Nocturnal dialysis: three-year experience
There is evidence that high frequency, as well as long duration, hemodialysis provides better clinical outcomes. We developed nocturnal hemodialysis, a new innovative form of renal replacement therapy, which is performed six to seven nights per week for 8 to 10 h during sleep at home. Blood flow was set at 300 ml/min and dialysate flow at 100 ml/min. . . There was hemodynamic stability and significant subjective improvement in patient well being. Nightly Kt/V was 0.99. Weekly removal of phosphate was twice as high and beta2 microglobulin 4 times as high as conventional hemodialysis. All patients have discontinued their phosphate binders and have increased dietary phosphate and protein intake. BP control was achieved with fewer medications. . . Nocturnal hemodialysis represents the most efficient form of dialysis at low cost and should be considered as an option for patients who can be trained for home hemodialysis.
By the end of the decade, Dr. Lockridge in Virginia and Dr. Agar in Australia converted many of their patients to daily, nocturnal dialysis with the same magnitude of beneficial outcomes as seen in the original studies by Dr. Uldall and Pierratos. In 2009, Dr. Pauly and his colleagues gathered 177 nocturnal hemodialysis patients from two Canadian centers showing that this treatment had equal survival to cadaveric transplant patients:
Survival among nocturnal home haemodialysis patients compared to kidney transplant recipients
Results. The total study population consisted of 177 NHD patients matched to 1062 DTX and LTX recipients (total 1239 patients) followed for a maximum of 12.4 years. During the follow-up period, the proportion of deaths among NHD, DTX and LTX patients was 14.7%, 14.3% and 8.5%, respectively (P = 0.006). We found no difference in the adjusted survival between NHD and DTX (HR 0.87, 95% CI 0.50–1.51; NHD reference group), while LTX survival was better (HR 0.51, 95% CI 0.28–0.91).
Conclusions. These results indicate that NHD and DTX survival is comparable, and suggest that this intensive dialysis modality may be a bridge to transplantation or even a suitable alternative in the absence of LTX in the current era of growing transplant waiting lists and organ shortage.

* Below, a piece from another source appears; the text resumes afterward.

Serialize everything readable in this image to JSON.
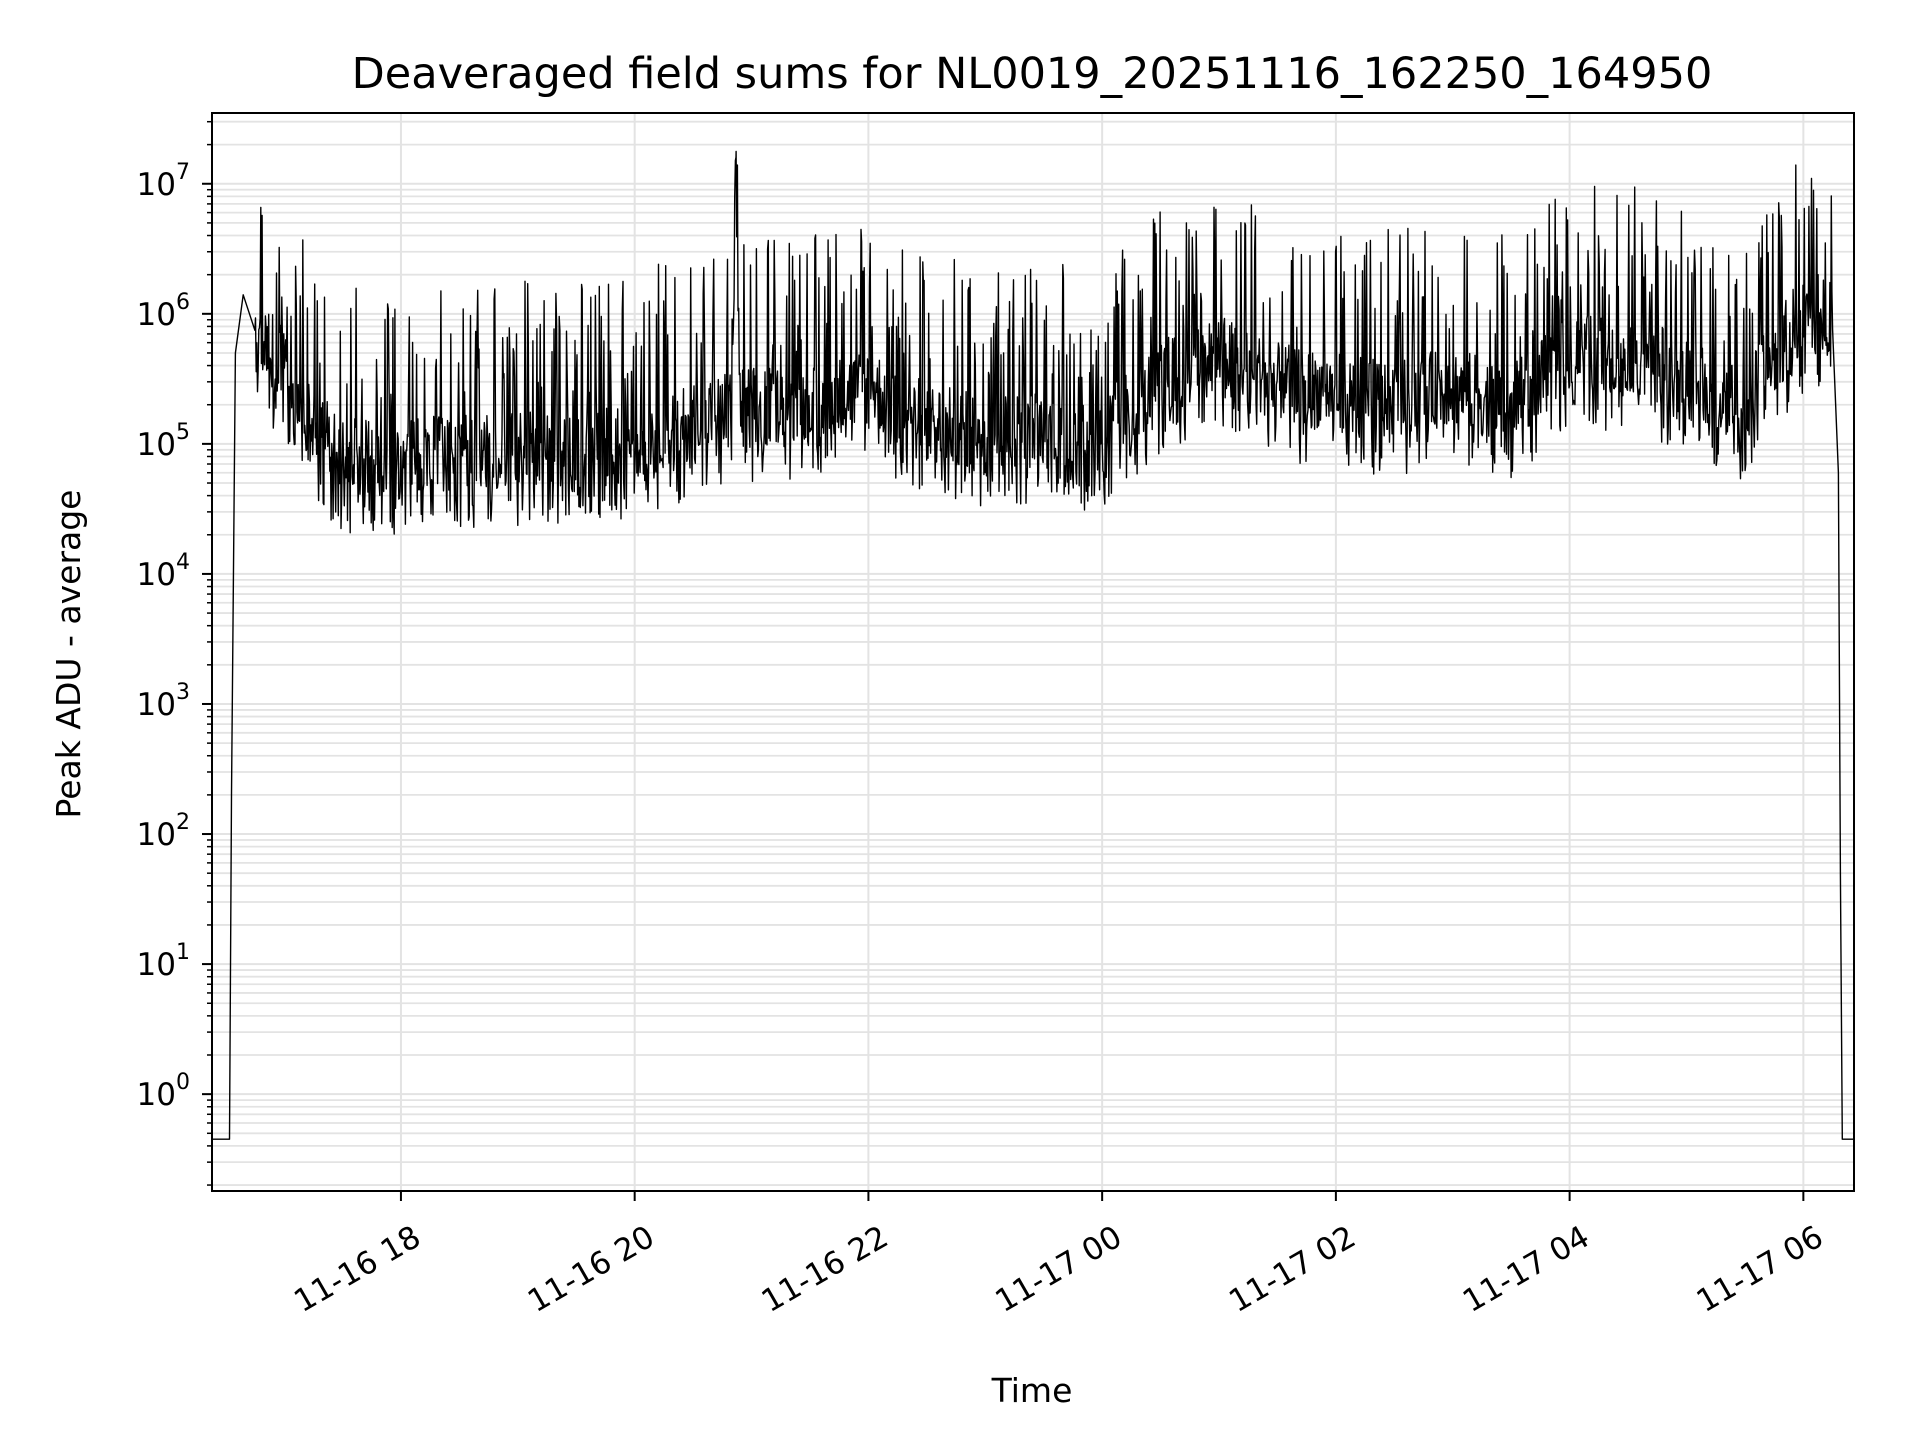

We have now returned full circle to the basic tenants of the pioneers of hemodialysis who gave increasing dosages at more frequent sessions each week until they rehabilitated their patients. When a patient regressed, they increased the time on dialysis until the patient improved again. Dr. Uldall and Pierratos took up where the pioneers had left off with long, gentle nocturnal treatments and completed what the early researchers were unable to complete due to lack of funds and available machines, they evaluated hemodialysis maximum duration and maximum frequency coupled together for the first time. The fact that survival with daily nocturnal dialysis is now equivalent to cadaveric transplant survival opened the doors to optimal dialysis strategies throughout the world.
In truth, this is Dr. Scribner's vision completed, yet far too many patients in need of home hemodialysis and its proven benefits cannot overcome the many barriers to access this modality, not the least of which is the ponderously slow acceptance by the American nephrology community as well as many insurance companies. The expected lifespan of over 70% survival after 10 years of nocturnal home hemodialysis demands an answer to those unable to remove the barriers to care. It is time to bring this lifesaving procedure the real full circle by now making it available to all capable patients who request it.